Un desastroso despilfarro de la herencia del abuelo Partido Comunista Italiano (PCI), ese gran partido de izquierda, que en 1973 contaba con 1.623.082 afiliados y mantenía 1.264.790 en 1990. En el año 1991 se escinde Rifondazione comunista con los mejores y más combativos cuadros militantes, y lo que queda, ya como Democratici di Sinistra junto con la Margherita (democristianos progresistas) fundó el PD con un millón de inscritos en el año 2007. En el 2010 ya se habían reducido a 600 mil, a 500 mil en el 2011, hasta llegar a los pocos más de 100 mil de 2014. Aunque, en las actuales primarias de 2017 se habla de cerca de 260 mil votantes inscritos. Lo que está claro es que, a pesar de la gravedad y profundidad de la crisis, el PD, anclado en un trasnochado “blairismo tardío” no tiene ninguna posibilidad de relanzamiento y menos aún de ofrecer algo creíble para los millones de jóvenes precarios y parados sin futuro. No se olvide que en Italia en los últimos siete años se ha doblado el número de pobres que han pasado de 3 a 6 millones.

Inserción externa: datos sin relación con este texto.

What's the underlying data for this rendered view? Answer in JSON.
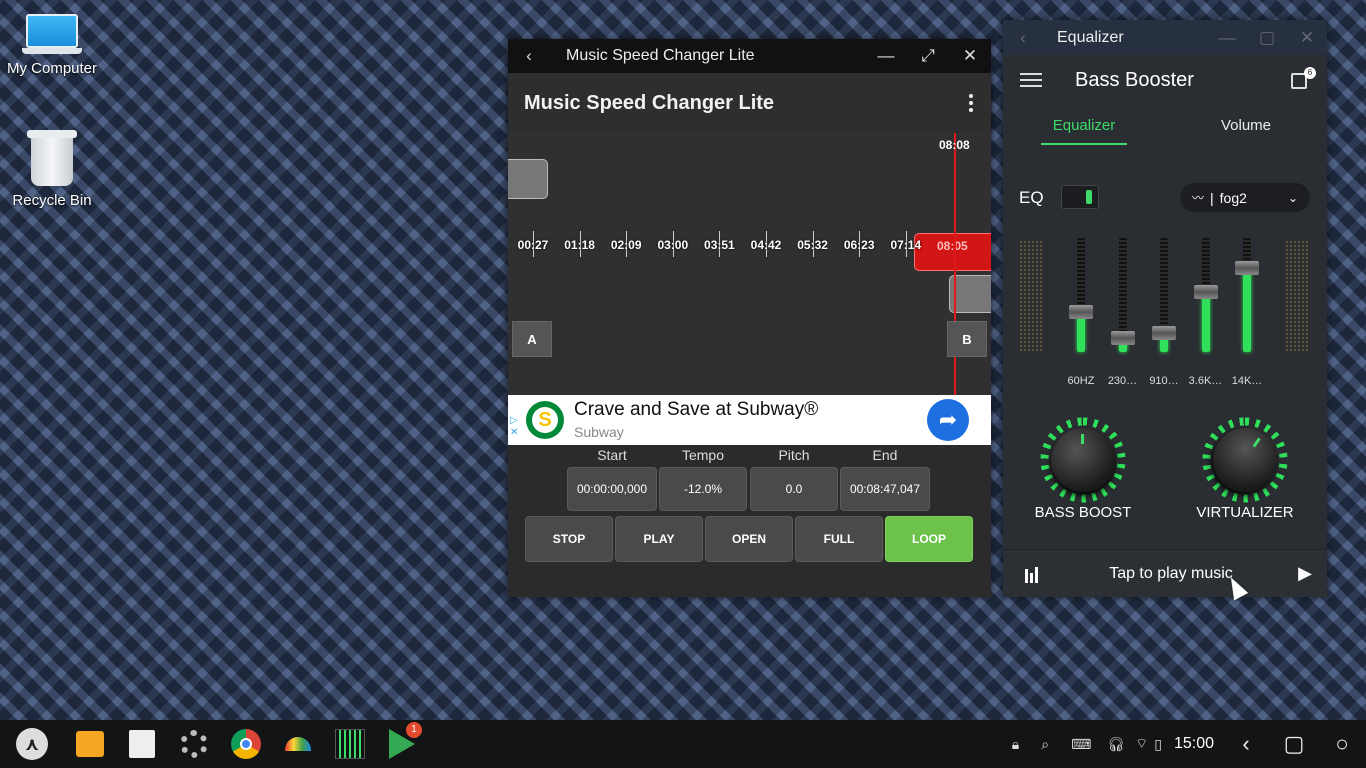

Al final, como muchos sospechaban, la pretensión de Renzi de “desguazar la vieja política” ha sido una total impostura y lo único que realmente y definitivamente ha desguazado era lo que quedaba de una timorata y claudicante izquierda que, a pesar de sus cada vez más endebles raíces en la sociedad italiana, sigue, como un “artefacto-fantasma”.

En cualquier caso, tanto en la derecha como en la ex izquierda tradicional, parece bastante improbable un nuevo equilibrio político estable así como parece bastante lejano un bloque social compactado que sostenga a cada sector.

El aumento de la abstención y el gran auge de los votos al Movimento 5 Stelle surgido en el 2009, representan con toda evidencia el desapego y malestar existente. A pesar de que en este momento el movimiento liderado por Beppe Grillo y Di Maio no tenga para nada como ejes centrales las temáticas obreras y laborales, sí hay que reconocer que ha sabido vehicular la rabia y el descontento de muchos jóvenes precarios y de algunos sectores proletarios frente a una Europa madrastra y al establishment italiano (también repleto de políticos corruptos, mafias, banqueros sin vergüenza y ejecutivos súper pagados y despiadados).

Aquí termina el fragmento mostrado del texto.